… А теперь садитесь напротивъ и потолкуемъ, можетъ быть, въ последний разъ. Мне нужно сделать несколько замечаний. Въ самомъ начале я предупредилъ васъ, что въ девяносто девяти частяхъ я былъ действительно такимъ, какимъ меня виделъ светъ, и только одна сотая отличалась другимъ характеромъ и подчасъ устраивала мне различные сюрпризы. Вы не должны были разсчитывать услышать больше того, что вы услыхали. Но, темъ не менее, мне ужасно бы хотелось, чтобъ объ этой сотой зналъ кто-нибудь изъ живущихъ, а откуда явилось это желание, — я и самъ не знаю. Можетъ быть, это было последнее содроганiе самолюбия человека, у котораго его было много, можетъ быть, желание, чтобы справедливость была удовлетворена. Видите ли, демократическое направление понятий и чувствъ теперь обращаетъ всеобщее человеческое вниманiе на малыхъ и обиженныхъ. Я решительно ничего не имею противъ этого, ибо, ясно убедившись, что этотъ миръ — не лучший изъ мировъ, на слово поверю, если мне скажутъ, что онъ нуждается въ переделке. Но въ такомъ случае малыхъ и обиженныхъ нужно искать везде, подъ какимъ бы видомъ они ни представлялись. Насколько великъ я, коли на тридцать третьемъ году, сраженный этой ужасной болезнью, я за собою не имею ничего, передъ собою — ничего, въ себе — ничего, возле себя — ничего, — кроме какой-то олицетворенной обязанности, воплотившейся въ вашей особе, — никого и ничего! — объ этомъ уже судить вамъ. Значитъ, я обиженъ? Вы ответите на этотъ вопросъ, когда обдумаете и разрешите его: не могла ли моя одна сотая, при соответственныхъ условияхъ, возрасти насчетъ остальныхъ девяноста девяти частей на пользу моей души и тела? Если вы решите, что не могла, плюньте на меня и всехъ подобныхъ мне, а то, что я говорилъ, выкиньте изъ памяти. Но если могла, то дело ясное: обида моя лежитъ какъ на ладони. Кто же меня обиделъ? Кто виноватъ въ этомъ? Можетъ быть, никто, а можетъ быть все и вся. Это — история другого сорта и разсматривать ее я не стану. Но я решительно требую равенства для малыхъ и обиженныхъ, где бы они ни обретались, — внизу или на вершинахъ, — требую, чтобы на нихъ смотрели не только съ точки критики, но и съ точки милосердия. Я требую милосердия для ясныхъ пановъ, милосердея для миллеонеровъ!

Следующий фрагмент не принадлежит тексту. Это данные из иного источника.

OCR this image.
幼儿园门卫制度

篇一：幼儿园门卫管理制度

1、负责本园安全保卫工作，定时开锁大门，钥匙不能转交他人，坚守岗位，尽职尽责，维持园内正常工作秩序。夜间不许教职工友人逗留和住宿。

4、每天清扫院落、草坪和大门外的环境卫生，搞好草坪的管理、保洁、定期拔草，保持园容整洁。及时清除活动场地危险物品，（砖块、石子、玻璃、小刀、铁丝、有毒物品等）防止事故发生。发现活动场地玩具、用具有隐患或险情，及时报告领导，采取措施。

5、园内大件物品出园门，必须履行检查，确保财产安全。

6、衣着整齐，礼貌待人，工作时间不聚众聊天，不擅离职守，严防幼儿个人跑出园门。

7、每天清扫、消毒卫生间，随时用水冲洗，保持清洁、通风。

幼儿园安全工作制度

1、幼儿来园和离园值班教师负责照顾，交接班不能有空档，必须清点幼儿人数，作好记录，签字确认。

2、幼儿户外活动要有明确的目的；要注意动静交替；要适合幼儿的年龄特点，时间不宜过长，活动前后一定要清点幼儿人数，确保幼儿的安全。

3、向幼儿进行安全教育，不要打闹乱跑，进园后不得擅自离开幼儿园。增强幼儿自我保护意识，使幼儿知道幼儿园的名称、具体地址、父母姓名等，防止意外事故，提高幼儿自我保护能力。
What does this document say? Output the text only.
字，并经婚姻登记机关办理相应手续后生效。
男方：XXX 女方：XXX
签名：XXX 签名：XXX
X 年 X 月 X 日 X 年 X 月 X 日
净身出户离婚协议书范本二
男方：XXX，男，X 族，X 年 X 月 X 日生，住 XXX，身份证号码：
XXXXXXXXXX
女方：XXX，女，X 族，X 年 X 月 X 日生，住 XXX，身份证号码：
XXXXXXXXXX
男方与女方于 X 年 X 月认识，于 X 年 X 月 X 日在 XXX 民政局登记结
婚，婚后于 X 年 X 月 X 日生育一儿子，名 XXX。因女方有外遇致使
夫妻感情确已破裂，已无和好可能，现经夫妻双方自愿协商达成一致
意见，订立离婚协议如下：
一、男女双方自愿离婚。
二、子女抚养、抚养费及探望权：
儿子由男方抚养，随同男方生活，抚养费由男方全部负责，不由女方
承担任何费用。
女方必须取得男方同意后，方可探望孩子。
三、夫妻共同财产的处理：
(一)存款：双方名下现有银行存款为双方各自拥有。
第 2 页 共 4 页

Да что тутъ долго говорить! Вы очень учены, головы ваши преисполнены разными мудрыми и любопытными разностями, но о недрахъ и движенияхъ человеческой души такой шалопай, какъ я (если у него есть хоть сколько-нибудь смысла въ голове), иногда можетъ знать больше, чемъ вы.
Что вы скажете, напримеръ, о такомъ факте?
Въ одной изъ столицъ я былъ близко знакомъ съ блестящимъ, прекраснымъ, богатымъ молодымъ человекомъ, происходящимъ отъ одной изъ лучшихъ фамилий страны. Жизнь онъ велъ очень веселую. Товарищъ онъ былъ превосходный, — мы все любили его. Барыни были отъ него безъ ума, а онъ дурачилъ ихъ на все лады и на все манеры, до техъ поръ, пока одна изъ нихъ не привлекла его къ себе. Онъ обручился и скоро долженъ былъ жениться на ней. Его невеста, также какъ онъ, была блестяща, прекрасна и богата, мужчины, въ свою очередь, ухаживали за нею. Никогда еще я не видалъ своего друга такимъ веселымъ, какъ тогда, никогда счастье такъ не благоприятствовало ему. Темъ не менее, однажды вечеромъ, вернее — ночью, я подметилъ въ немъ что-то странное. Вещь пустейшая. После очень веселаго ужина и удачно закончившейся для него карточной игры, онъ, вставая изъ-за зеленаго стола, оперся на него рукою и съ минуту простоялъ неподвижно, съ нахмуренньшъ лбомъ, съ прекрасными глазами, которые теперь смотрели стекляннымъ взоромъ куда-то такъ далеко, какъ будто все мысли его сплыли вглубь головы, а въ зрачкахъ оставили одну пустоту. Онъ былъ такъ неподвиженъ и сосредоточенъ, что не слыхалъ, какъ его называли по имени, а когда, наконецъ, очнулся изъ этой каменной задумчивости, то я, внимательно наблюдая за нимъ, заметилъ, что онъ сделалъ гримасу, какъ будто проглотилъ что-то невкусное, потомъ махнулъ рукою и широко зевнулъ, какъ смертельно соскучившийся человекъ.